One of the biggest problems that Infante-Green has sought to address is chronic school absenteeism, promising to hold both students and teachers accountable. But despite the fact the major cause of chronic absenteeism is asthma, and Providence has one of the highest rates of asthma as documented by the R.I. Department of Health, tied to air pollution and poor housing conditions, that part of the conversation has been missing from the discussion around “solutions” around what to do.

In that context, a fascinating Twitter exchange occurred between Dr. Peter Simon, a retired pediatrician, and Barbara Mullen, Ph.D., the chief equity officer for the Providence Public Schools, illustrated the divide around addressing asthma as a cause of chronic student absenteeism.

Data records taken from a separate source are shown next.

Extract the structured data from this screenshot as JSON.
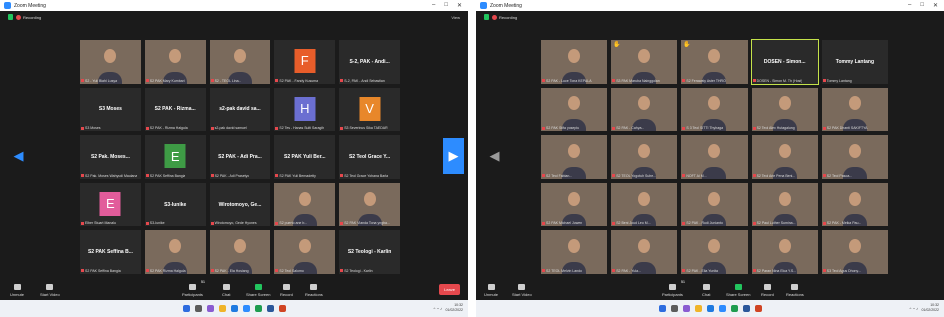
{
  "left": {
    "window_title": "Zoom Meeting",
    "recording": "Recording",
    "view": "View",
    "tiles": [
      {
        "kind": "video",
        "label": "S2 - Yuli Biahi Lusya"
      },
      {
        "kind": "video",
        "label": "S2 PAK Mary Kumbari"
      },
      {
        "kind": "video",
        "label": "S2 - TEOL Lina..."
      },
      {
        "kind": "avatar",
        "letter": "F",
        "color": "#e85d2a",
        "label": "S2 PAK - Fandy Kusuma"
      },
      {
        "kind": "name",
        "name": "S-2, PAK - Andi...",
        "label": "S-2, PAK - Andi Sebastian"
      },
      {
        "kind": "name",
        "name": "S3 Moses",
        "label": "S3 Moses"
      },
      {
        "kind": "name",
        "name": "S2 PAK - Rizma...",
        "label": "S2 PAK - Rizma Halgula"
      },
      {
        "kind": "name",
        "name": "s2-pak david sa...",
        "label": "s2-pak david samuel"
      },
      {
        "kind": "avatar",
        "letter": "H",
        "color": "#6b6fd1",
        "label": "S2 Tes - Hanas Sulti Saragih"
      },
      {
        "kind": "avatar",
        "letter": "V",
        "color": "#e8872a",
        "label": "S3 Severinus Sika TAEDAR"
      },
      {
        "kind": "name",
        "name": "S2 Pak. Moses...",
        "label": "S2 Pak. Moses Wahyudi Maulana"
      },
      {
        "kind": "avatar",
        "letter": "E",
        "color": "#3e9b45",
        "label": "S2 PAK Seffina Bangia"
      },
      {
        "kind": "name",
        "name": "S2 PAK - Adi Pra...",
        "label": "S2 PAK - Adi Prasetyo"
      },
      {
        "kind": "name",
        "name": "S2 PAK Yuli Ber...",
        "label": "S2 PAK Yuli Bernadetty"
      },
      {
        "kind": "name",
        "name": "S2 Teol Grace Y...",
        "label": "S2 Teol Grace Yohana Barla"
      },
      {
        "kind": "avatar",
        "letter": "E",
        "color": "#e25c9b",
        "label": "Elber Stuart Manalu"
      },
      {
        "kind": "name",
        "name": "S3-Iunike",
        "label": "S3-Iunike"
      },
      {
        "kind": "name",
        "name": "Wirotomoyo, Ge...",
        "label": "Wirotomoyo, Gede Hyones"
      },
      {
        "kind": "video",
        "label": "S2 puerto ane b..."
      },
      {
        "kind": "video",
        "label": "S2 PAK Vianda Tona yngba..."
      },
      {
        "kind": "name",
        "name": "S2 PAK Seffina B...",
        "label": "S2 PAK Seffina Bangia"
      },
      {
        "kind": "video",
        "label": "S2 PAK Rizma Halgula"
      },
      {
        "kind": "video",
        "label": "S2 PAK - Ela Hosiang"
      },
      {
        "kind": "video",
        "label": "S2 Teol Salomo"
      },
      {
        "kind": "name",
        "name": "S2 Teologi - Karlin",
        "label": "S2 Teologi - Karlin"
      }
    ],
    "toolbar": {
      "unmute": "Unmute",
      "start_video": "Start Video",
      "participants": "Participants",
      "participants_count": "51",
      "chat": "Chat",
      "share_screen": "Share Screen",
      "record": "Record",
      "reactions": "Reactions",
      "end": "Leave"
    },
    "clock_time": "10:32",
    "clock_date": "01/02/2022"
  },
  "right": {
    "window_title": "Zoom Meeting",
    "recording": "Recording",
    "tiles": [
      {
        "kind": "video",
        "label": "S2 PAK - Luce Tona KEPALA"
      },
      {
        "kind": "video",
        "hand": true,
        "label": "S3 PAK Maruba Nainggolan"
      },
      {
        "kind": "video",
        "hand": true,
        "label": "S2 Ferawaty Aster THRO"
      },
      {
        "kind": "name",
        "name": "DOSEN - Simon...",
        "active": true,
        "label": "DOSEN - Simon M. Th (Host)"
      },
      {
        "kind": "name",
        "name": "Tommy Lantang",
        "label": "Tommy Lantang"
      },
      {
        "kind": "video",
        "label": "S2 PAK Stifa yosepiu"
      },
      {
        "kind": "video",
        "label": "S2 PAK - Cahya..."
      },
      {
        "kind": "video",
        "label": "S 3 Teol SITTI Thyhaga"
      },
      {
        "kind": "video",
        "label": "S2 Teol Alex Hutagalung"
      },
      {
        "kind": "video",
        "label": "S2 PAK Dhanti SAKIFTYA"
      },
      {
        "kind": "video",
        "label": "S2 Teol Fabian..."
      },
      {
        "kind": "video",
        "label": "S2 TEOL Yogotuh Suhe..."
      },
      {
        "kind": "video",
        "label": "NOFT Ai M..."
      },
      {
        "kind": "video",
        "label": "S2 Teol Arie Pena Beni..."
      },
      {
        "kind": "video",
        "label": "S2 Teol Pasoa..."
      },
      {
        "kind": "video",
        "label": "S2 PAK Michael Juwen"
      },
      {
        "kind": "video",
        "label": "S2 Beni Joud Leo M..."
      },
      {
        "kind": "video",
        "label": "S2 PAK - Rudi Junianto"
      },
      {
        "kind": "video",
        "label": "S2 Paul Luther Sumina..."
      },
      {
        "kind": "video",
        "label": "S2 PAK - Meika Pau..."
      },
      {
        "kind": "video",
        "label": "S2 TEOL Melvin Lando"
      },
      {
        "kind": "video",
        "label": "S2 PAK - Yula..."
      },
      {
        "kind": "video",
        "label": "S2 PAK - Elia Yunita"
      },
      {
        "kind": "video",
        "label": "S2 Paran Nina Elca Y.S..."
      },
      {
        "kind": "video",
        "label": "S3 Teol Agus Dhony..."
      }
    ],
    "toolbar": {
      "unmute": "Unmute",
      "start_video": "Start Video",
      "participants": "Participants",
      "participants_count": "51",
      "chat": "Chat",
      "share_screen": "Share Screen",
      "record": "Record",
      "reactions": "Reactions"
    },
    "clock_time": "10:32",
    "clock_date": "01/02/2022"
  }
}
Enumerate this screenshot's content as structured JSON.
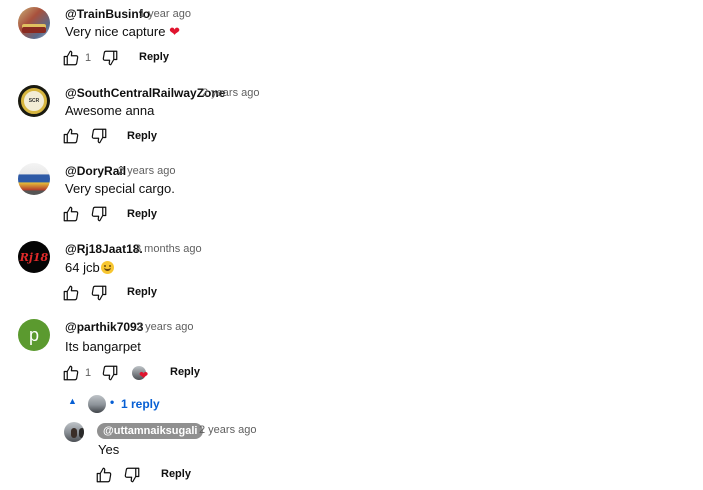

Mullen tweeted on Saturday morning, Feb. 22: “Up early with @PVDschools educators and @equityinst continuing our levers to develop culturally responsive educators. It’s bout to get real…good,” tagging @AinfanteGreen, @HarrisonPeters, #4EquitySake and #4pvdkis, showing a visual of a poster for the Twitter Challenge beinig held that morning, sponsored by the Equity Institute.

Simon responded: “Does this include strategies to address chronic absenteeism? Do culturally responsive educators have solutions for kids with asthma?”

In turn, Mullen responded to Simon: “No training will ever address all symptoms of systemic barriers to educational access… but this specific training supports educators in creating conditions in which those barriers’ impacts are minimized. We’d love to have you in the conversation. Let’s connect!”

Simon responded: “Connect? Do you mean talk? Meet?”

Simon then wrote: “Went through lots of cultural competence training. Worked at PCHC and coached baseball in Providence for 30 years. Trying to raise issues for educators about health conditions in children’s homes and schools. Kids who are absent won’t benefit from culturally competent teachers.”

There it was, in plain Twitter-speak, the escalating disconnect that surrounds health and health care, education, and the threat of climate change, even the spread of the coronavirus: if you want to cure school absenteeism to improve educational outcomes, you need to prevent asthma by addressing the root causes, investing in prevention, not clinical interventions.